Sunday, November 7, 2010

On the first-person plural Part I.

Julia Kristeva writes:



What follows, then, will be an autobiography in the first person plural, a”we” of complicity, friendship, love. This “we” is the setting commonly recommended by the social contract for illusions, idealizations, errors, constructions. To write the autobiography of this “we” is surely a paradox that combines the passion for truth of the “I” with the absolute logical necessity of being able to share this truth only in part. To share it, first of all, between “us,” so that this “we” survives. To share it also with you, so that an account, a report, a scheme remains...rather than have speech fall into the fervor of dreams or poetry. Being hyperbolic, this “we” will retain from the problem-ridden paths of “I”s only the densest image, the most schematic, the one closest to a cliche. Should I shy away from it?...Common sense notwithstanding, this hyperbolic “we” is, in effect, only a part of “me.” It is merely a temporary stability in which projections and identifications are settled among some and allow the history of a perpetually changing whole to be written. A “we” is alive only if it is never the same. As the chief locus of the image, it thrives only on the change of images. What the “I” loses in delegating itself to the group is partially regained in the metamorphoses of the “we.” It is by transforming itself, by changing itself totally that the collective image, the group portrait, proves it is a momentarily fixed passion. To speak of “us” is not an analysis; it is a history that analyzes itself. But isn’t any autobiography, even if it doesn’t involve “us,” a desire to make a collective public image exist, for “you,” for “us”? (from “My Memory’s Hyperbole”)

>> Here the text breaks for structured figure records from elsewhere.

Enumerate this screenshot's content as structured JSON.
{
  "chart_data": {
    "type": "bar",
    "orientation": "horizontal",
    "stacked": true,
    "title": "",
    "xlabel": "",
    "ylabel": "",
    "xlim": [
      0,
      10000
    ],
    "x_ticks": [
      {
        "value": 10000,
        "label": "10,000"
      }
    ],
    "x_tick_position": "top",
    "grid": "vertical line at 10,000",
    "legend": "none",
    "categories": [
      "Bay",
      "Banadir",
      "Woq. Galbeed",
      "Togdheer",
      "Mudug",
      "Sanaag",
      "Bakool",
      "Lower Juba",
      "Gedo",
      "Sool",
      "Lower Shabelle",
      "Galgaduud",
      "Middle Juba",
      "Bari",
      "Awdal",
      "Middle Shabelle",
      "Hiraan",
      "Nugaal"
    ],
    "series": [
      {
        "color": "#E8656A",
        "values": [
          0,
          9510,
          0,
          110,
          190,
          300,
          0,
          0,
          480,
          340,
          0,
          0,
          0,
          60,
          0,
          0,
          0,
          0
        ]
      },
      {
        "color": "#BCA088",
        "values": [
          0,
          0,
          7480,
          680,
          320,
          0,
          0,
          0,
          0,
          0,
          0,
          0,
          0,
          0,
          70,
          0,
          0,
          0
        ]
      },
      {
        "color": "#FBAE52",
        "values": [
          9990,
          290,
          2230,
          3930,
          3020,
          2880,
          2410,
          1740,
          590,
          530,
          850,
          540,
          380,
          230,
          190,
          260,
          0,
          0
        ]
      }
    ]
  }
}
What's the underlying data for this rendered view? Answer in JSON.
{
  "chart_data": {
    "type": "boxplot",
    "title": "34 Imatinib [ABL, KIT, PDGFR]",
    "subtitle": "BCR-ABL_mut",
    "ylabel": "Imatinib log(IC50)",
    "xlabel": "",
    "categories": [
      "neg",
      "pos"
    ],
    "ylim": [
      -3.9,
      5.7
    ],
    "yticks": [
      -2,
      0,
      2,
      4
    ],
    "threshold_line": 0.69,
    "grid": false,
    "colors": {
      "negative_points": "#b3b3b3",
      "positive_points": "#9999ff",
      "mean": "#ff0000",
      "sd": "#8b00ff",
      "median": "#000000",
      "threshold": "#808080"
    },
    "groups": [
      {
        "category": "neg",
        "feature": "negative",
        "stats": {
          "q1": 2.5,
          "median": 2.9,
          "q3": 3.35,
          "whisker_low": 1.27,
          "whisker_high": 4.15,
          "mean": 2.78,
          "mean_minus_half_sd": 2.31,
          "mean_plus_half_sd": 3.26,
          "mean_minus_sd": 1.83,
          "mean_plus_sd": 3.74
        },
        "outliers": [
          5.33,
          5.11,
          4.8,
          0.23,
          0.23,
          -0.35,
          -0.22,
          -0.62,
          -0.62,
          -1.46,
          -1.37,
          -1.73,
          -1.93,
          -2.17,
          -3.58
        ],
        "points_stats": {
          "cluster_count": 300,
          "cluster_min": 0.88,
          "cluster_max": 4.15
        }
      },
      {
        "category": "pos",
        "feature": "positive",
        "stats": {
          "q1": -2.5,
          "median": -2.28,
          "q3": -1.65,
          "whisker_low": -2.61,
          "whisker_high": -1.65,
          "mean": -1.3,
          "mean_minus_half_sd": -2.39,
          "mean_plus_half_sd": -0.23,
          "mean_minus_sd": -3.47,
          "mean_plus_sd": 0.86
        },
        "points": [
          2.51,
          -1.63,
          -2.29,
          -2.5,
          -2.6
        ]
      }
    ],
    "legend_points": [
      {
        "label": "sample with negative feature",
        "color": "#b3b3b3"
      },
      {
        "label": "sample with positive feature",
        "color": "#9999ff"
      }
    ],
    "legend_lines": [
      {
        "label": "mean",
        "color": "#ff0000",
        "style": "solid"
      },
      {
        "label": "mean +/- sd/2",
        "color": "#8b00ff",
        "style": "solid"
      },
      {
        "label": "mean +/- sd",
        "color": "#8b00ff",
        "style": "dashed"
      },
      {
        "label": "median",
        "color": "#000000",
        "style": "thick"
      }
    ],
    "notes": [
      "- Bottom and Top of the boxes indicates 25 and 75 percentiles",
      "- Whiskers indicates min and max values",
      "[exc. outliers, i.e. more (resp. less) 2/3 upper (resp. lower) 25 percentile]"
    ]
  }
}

My copy of Endangered Pleasures, along with a book about the magical powers of good digestion, is, I’m informed, in transit. And so I tiptoe here to begin with the desire to sketch out a connection between pleasure endangered and our own need to embrace the first-person plural. But, too, I am pulled by Michelle’s response not only to consider the “momentarily fixed passion” of a never-fixed “we,”--champagne, cold and fluted, but also the ‘temporary stability’ of commodity as a type of witnessing vis-a-vis pleasure through cultural grungification and, I suppose, counter-grungification.